The UK’s largest fibreglass factory is set to close imminently, threatening 250 jobs.
A subsidiary of the Japanese company Nippon Electric Glass (NEG), Electric Glass Fiber UK – based in Wigan – provides glass fibre for electric cars and wind turbines.
NEG reported losses of £12 million last year, caused by high energy costs. Competition with Chinese glass fibre imports into Europe is also a factor.
Britain’s industry is getting squeezed: high energy costs, lack of government investment and reliance on foreign capital; and a mounting trade war between the world powers.
Meanwhile, Starmer has finally launched Labour’s “long-awaited and delayed” industrial strategy (Financial Times’ words).
The ‘plan’ aims to increase growth and investment in eight ‘key industries,’ such as advanced manufacturing. The ‘strategy’ even claims that the UK will become a leader in electric car technology, amongst other things.
Yet, pressed by their desperate need to ‘balance the books’, Labour are refusing to bail out Electric Glass UK. How exactly, then, is the UK going to provide this essential engineering material for the electric cars it will supposedly be developing?

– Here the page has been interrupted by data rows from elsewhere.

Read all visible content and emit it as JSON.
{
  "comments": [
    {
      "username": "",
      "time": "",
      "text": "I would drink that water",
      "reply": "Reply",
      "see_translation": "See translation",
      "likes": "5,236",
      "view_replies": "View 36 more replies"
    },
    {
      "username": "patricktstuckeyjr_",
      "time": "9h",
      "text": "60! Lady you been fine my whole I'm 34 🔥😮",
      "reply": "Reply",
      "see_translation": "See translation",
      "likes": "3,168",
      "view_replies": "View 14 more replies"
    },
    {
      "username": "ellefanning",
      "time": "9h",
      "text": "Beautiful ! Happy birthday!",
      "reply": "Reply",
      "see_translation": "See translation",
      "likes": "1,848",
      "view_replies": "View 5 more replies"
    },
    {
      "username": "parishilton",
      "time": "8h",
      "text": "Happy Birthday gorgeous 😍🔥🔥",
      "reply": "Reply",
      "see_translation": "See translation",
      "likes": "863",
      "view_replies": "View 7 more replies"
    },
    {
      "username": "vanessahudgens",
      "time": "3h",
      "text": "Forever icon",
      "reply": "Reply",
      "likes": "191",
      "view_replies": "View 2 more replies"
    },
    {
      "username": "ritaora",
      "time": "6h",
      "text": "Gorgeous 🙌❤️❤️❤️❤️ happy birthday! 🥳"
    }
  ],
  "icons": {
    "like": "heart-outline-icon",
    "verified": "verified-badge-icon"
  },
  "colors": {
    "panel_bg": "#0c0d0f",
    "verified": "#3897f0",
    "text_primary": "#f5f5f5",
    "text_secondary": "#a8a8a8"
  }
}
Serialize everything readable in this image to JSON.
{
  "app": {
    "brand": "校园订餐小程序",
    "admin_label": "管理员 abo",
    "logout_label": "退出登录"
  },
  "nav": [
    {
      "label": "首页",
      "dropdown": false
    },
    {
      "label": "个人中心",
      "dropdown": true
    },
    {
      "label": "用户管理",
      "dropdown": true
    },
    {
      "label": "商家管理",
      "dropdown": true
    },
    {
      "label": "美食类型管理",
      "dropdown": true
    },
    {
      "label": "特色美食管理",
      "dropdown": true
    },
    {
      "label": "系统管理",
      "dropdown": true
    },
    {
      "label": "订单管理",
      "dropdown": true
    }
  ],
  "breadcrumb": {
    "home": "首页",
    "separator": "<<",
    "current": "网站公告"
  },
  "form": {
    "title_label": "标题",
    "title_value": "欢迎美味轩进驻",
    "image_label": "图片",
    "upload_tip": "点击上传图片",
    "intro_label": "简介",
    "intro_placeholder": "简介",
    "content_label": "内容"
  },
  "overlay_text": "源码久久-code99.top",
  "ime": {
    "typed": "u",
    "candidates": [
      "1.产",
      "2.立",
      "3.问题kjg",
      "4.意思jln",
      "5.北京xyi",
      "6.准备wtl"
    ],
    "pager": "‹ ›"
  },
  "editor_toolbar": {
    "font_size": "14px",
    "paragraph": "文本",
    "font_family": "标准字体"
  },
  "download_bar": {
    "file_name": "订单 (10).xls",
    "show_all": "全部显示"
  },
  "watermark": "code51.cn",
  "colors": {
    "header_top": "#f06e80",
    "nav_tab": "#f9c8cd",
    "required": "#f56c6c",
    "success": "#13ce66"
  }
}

Even under this ‘plan’, energy prices – the cause of Electric Glass UK’s demise – will remain less competitive than much of Europe!
The crisis of British capitalism isn’t going to be solved by any politician’s ‘strategy’. It can only be solved through the expropriation of the banks and monopolies – and the mobilisation of their resources in a planned economy under democratic workers’ control.